BAB 9

596 79 15
                                    

Pada hari-hari berikutnya, keadaan masih sama saja. Pharita sibuk bekerja dan kuliah, Chiquita yang masih saja bersosialisasi dengan kedua temannya meskipun mereka tidak benar, dan mereka yang tertidur bersama setiap malam.

Tentu saja hanya karena Chiquita yang sulit tertidur dan akhirnya dia memutuskan untuk menyelinap ke kamar kakaknya. Dia baru bisa tertidur ketika Pharita memberi pelukan yang membuatnya nyaman.

Tapi, semakin sedikit mereka berbicara.

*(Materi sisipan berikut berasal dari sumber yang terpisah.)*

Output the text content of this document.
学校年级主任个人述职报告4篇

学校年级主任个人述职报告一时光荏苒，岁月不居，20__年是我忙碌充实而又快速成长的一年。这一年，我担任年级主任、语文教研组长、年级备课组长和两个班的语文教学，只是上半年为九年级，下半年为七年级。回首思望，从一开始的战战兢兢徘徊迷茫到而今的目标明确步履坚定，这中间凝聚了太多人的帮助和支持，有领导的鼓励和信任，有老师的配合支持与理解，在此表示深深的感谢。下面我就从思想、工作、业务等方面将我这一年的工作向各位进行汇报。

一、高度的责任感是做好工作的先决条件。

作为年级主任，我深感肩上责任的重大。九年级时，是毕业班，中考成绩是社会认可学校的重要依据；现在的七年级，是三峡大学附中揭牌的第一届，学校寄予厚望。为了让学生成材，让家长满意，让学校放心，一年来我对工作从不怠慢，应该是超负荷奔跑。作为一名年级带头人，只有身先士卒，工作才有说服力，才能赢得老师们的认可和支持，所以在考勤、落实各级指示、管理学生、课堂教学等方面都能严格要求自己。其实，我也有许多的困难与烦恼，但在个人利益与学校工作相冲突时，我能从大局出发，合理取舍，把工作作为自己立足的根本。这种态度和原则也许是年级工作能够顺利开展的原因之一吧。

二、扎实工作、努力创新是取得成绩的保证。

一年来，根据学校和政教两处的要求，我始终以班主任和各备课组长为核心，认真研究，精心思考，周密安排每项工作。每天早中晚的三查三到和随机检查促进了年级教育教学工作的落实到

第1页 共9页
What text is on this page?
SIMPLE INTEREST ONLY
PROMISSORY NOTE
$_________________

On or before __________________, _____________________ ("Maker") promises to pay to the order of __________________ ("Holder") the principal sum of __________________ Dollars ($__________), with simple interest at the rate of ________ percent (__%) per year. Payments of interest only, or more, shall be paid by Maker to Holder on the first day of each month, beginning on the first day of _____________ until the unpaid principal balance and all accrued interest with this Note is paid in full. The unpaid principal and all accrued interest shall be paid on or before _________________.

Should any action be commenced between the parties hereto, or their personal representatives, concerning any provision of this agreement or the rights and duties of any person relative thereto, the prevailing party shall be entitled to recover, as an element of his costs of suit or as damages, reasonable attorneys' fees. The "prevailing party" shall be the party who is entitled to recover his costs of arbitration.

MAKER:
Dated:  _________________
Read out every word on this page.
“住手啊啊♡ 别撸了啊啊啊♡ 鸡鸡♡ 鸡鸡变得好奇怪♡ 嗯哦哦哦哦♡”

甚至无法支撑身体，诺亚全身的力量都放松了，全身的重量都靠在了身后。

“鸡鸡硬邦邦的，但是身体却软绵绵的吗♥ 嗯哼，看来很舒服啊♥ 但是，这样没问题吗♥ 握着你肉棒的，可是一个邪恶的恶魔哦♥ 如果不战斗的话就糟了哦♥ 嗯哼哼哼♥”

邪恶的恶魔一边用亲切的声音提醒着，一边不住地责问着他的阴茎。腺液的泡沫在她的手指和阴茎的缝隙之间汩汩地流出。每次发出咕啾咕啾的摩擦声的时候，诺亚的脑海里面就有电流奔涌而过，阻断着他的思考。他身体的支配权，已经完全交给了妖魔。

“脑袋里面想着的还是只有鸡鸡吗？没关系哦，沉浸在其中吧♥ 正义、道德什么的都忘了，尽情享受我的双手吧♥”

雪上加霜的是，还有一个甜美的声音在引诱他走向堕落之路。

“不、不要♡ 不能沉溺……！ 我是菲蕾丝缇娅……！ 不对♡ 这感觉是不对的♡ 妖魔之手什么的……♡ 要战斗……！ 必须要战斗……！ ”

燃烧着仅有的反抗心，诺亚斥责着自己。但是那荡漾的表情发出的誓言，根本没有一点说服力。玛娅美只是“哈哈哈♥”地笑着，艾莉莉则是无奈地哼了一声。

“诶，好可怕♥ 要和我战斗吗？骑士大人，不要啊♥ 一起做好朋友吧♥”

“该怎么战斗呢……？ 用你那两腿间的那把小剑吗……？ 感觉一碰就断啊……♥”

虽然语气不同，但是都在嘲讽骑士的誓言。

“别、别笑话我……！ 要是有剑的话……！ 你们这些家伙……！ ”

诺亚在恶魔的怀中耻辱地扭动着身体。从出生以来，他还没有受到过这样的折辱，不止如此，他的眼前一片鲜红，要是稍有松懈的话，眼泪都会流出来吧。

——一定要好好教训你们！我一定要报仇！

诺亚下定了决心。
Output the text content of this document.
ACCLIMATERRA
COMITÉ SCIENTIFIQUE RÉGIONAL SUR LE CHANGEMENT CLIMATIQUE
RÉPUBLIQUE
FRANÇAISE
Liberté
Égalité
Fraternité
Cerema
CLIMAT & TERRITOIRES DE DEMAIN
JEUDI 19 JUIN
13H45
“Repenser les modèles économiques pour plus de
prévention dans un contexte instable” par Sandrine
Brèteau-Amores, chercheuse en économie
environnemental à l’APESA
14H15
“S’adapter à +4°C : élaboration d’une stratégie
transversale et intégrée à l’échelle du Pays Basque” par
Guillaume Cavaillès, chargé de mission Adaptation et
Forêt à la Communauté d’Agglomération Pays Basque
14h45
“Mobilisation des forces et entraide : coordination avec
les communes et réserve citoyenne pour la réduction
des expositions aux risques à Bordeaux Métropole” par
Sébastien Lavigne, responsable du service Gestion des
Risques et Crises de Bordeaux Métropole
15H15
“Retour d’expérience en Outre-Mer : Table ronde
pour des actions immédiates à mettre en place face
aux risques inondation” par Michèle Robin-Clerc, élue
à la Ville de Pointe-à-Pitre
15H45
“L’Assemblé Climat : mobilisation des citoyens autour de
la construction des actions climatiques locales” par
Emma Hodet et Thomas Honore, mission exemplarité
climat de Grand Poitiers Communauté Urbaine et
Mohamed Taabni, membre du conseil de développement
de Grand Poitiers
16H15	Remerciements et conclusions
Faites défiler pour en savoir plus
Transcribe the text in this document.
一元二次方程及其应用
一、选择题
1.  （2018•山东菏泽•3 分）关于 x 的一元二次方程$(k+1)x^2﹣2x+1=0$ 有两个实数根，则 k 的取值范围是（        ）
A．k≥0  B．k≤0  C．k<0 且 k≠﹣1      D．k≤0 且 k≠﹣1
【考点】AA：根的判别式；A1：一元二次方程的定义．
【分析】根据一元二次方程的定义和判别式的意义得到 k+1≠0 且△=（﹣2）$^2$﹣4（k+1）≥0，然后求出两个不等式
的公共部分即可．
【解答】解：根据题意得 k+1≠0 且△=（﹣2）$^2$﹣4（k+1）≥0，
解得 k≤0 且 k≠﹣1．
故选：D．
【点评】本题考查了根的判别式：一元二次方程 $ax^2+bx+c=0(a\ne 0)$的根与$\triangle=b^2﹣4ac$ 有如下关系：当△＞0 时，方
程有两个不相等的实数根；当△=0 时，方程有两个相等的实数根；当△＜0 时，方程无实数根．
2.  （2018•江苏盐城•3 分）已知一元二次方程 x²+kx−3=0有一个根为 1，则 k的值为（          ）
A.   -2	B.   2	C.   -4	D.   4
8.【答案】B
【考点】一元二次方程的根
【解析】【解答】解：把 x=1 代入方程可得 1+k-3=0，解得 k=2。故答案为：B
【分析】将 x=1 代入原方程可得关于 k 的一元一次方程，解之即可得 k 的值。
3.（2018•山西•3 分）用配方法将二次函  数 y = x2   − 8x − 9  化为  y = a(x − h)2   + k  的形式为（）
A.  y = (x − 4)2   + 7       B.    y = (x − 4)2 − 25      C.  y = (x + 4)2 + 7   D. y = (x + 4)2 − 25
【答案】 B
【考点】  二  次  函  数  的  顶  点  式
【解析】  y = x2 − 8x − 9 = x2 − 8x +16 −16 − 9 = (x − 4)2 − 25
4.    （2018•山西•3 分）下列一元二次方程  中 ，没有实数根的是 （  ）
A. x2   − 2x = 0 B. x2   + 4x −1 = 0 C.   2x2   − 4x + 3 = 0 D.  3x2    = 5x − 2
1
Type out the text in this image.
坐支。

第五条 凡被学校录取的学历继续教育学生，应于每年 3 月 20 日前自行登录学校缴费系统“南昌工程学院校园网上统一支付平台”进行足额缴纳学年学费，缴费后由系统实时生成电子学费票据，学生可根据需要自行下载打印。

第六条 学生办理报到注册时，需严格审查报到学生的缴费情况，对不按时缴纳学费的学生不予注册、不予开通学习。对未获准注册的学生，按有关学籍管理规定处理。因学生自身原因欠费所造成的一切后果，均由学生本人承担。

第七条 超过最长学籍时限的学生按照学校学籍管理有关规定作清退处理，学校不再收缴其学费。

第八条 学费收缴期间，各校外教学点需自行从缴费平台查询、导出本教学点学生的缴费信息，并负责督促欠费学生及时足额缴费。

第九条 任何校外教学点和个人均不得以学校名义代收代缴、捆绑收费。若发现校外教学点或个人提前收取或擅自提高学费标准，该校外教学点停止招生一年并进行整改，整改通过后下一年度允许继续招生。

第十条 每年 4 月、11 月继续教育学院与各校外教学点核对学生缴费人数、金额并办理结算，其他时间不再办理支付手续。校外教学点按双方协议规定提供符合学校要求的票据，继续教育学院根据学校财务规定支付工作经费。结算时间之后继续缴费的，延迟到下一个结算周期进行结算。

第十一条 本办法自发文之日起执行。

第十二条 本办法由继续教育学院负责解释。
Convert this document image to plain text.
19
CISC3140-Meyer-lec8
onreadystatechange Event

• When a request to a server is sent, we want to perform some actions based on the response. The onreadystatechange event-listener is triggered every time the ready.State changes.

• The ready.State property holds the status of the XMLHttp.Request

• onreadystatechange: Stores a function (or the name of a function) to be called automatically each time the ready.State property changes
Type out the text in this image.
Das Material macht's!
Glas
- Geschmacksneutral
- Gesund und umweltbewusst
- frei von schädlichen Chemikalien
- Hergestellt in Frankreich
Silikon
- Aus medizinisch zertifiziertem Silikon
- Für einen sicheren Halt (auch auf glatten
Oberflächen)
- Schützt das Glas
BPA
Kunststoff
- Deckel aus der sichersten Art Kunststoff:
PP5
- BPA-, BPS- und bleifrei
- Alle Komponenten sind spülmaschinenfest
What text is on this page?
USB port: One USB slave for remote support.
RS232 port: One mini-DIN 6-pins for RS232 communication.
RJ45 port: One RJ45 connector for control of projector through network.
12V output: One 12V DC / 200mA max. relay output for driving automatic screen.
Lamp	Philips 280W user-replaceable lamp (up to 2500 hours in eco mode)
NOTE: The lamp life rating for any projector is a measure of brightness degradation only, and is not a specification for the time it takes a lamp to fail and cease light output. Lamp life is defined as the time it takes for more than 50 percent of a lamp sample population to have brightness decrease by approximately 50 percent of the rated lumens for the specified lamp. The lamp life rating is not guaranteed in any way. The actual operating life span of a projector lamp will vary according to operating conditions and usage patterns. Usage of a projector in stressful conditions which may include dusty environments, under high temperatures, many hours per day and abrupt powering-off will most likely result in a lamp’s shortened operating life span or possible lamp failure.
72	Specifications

Kesibukan Pharita yang luar biasa membuat mereka jarang sekali bicara. Baru beberapa hari, tapi Chiquita merasa semakin kesepian.

Liburan hampir tiba dan Chiquita berharap dengan adanya momen tersebut, mereka akhirnya kembali membangkitkan momen yang belakangan ini redup.

"Aw!"

Chiquita baru saja keluar dari kamar ketika mendengar suara kesakitan itu. Berbalik, dia pun bergegas menuju kamar Pharita.

Mendapati Pharita tengah meringkuk, memegangi area perutnya Chiquita pun bergegas menuju kakaknya.

"Unnie, kau kenapa?" Tanya Chiquita panik saat dia melihat Pharita mengerutkan keningnya.

Pharita yang terkejut melihat kedatangan adiknya pun berusaha untuk terlihat baik-baik saja. Tapi sulit ketika dia merasakan tusukan tajam, anggota tubuh dalamnya terasa di remas.

"Uh, sakit..." Gumam Pharita.

Chiquita mendekat dan saat itulah, Pharita segera mencengkram tangan adiknya. Merasakan kencangnya cengkraman itu langsung menyadarkan Chiquita bahwa kakaknya sangat kesakitan.

"Ayo kita ke Rumah Sakit, ya?"

"Tidak. Tidak perlu. Aku hanya... perlu obat. Tolong, ambilkan obat lambung di meja. Aku jarang makan belakangan ini."

Chiquita menuntun Pharita menuju meja belajarnya. Mendudukkan Pharita perlahan yang masih meringkuk kesakitan. Berjalan ke meja yang di tunjuk, Chiquita mengambil obat yang tersedia.

Dia terkejut mendapati banyaknya stok obat lambung yang tersedia disana. Sejak kapan kakaknya mengumpulkan obat lambung?

"Ini, unnie." Ujar Chiquita memberikan satu tablet obat untuk Pharita yang langsung di minumnya tanpa bantuan air mineral.

Menghela nafas, Pharita mencoba untuk menegakkan tubuhnya untuk memeriksa apakah obatnya bereaksi. Dua hari lalu, dia juga merasa seperti ini. Tapi setelah minum obat, rasa sakitnya mereda.

Untungnya, rasa sakit itu perlahan mereda dan Pharita akhirnya bisa menghela nafas lega. Dia menatap Chiquita yang masih mengerutkan keningnya.

Tersenyum menenangkan, akhirnya Pharita pun berdiri. Tapi hal itu tidak membuat Chiquita tenang. Yang ada, dia masih terlihat begitu khawatir.

"Unnie baik-baik saja. Hanya terlambat makan. Ayo, kita pergi sarapan." Ajak Pharita pada Chiquita.

"Bukankah lebih baik kita periksa saja ke dokter? Aku khawatir, unnie."

"Pergi ke dokter butuh waktu cukup lama, Canny. Aku terlalu sibuk untuk menghadapi hal seperti itu. Ayolah, lagipula, lihat! Aku sudah baik-baik saja." Ucap Pharita.

Untuk menunjukkan pembuktian dari ucapannya, Pharita bahkan melompat-lompat sambil tertawa, membuat Chiquita meraih bahu kakaknya untuk menghentikan gerakan itu.

"Oke, oke, aku percaya. Ayo, kita pergi ke bawah dan sarapan."

Pharita mengangguk. Sambil membawa tas kuliah dan berkas pekerjaannya, dia pun keluar dari kamar.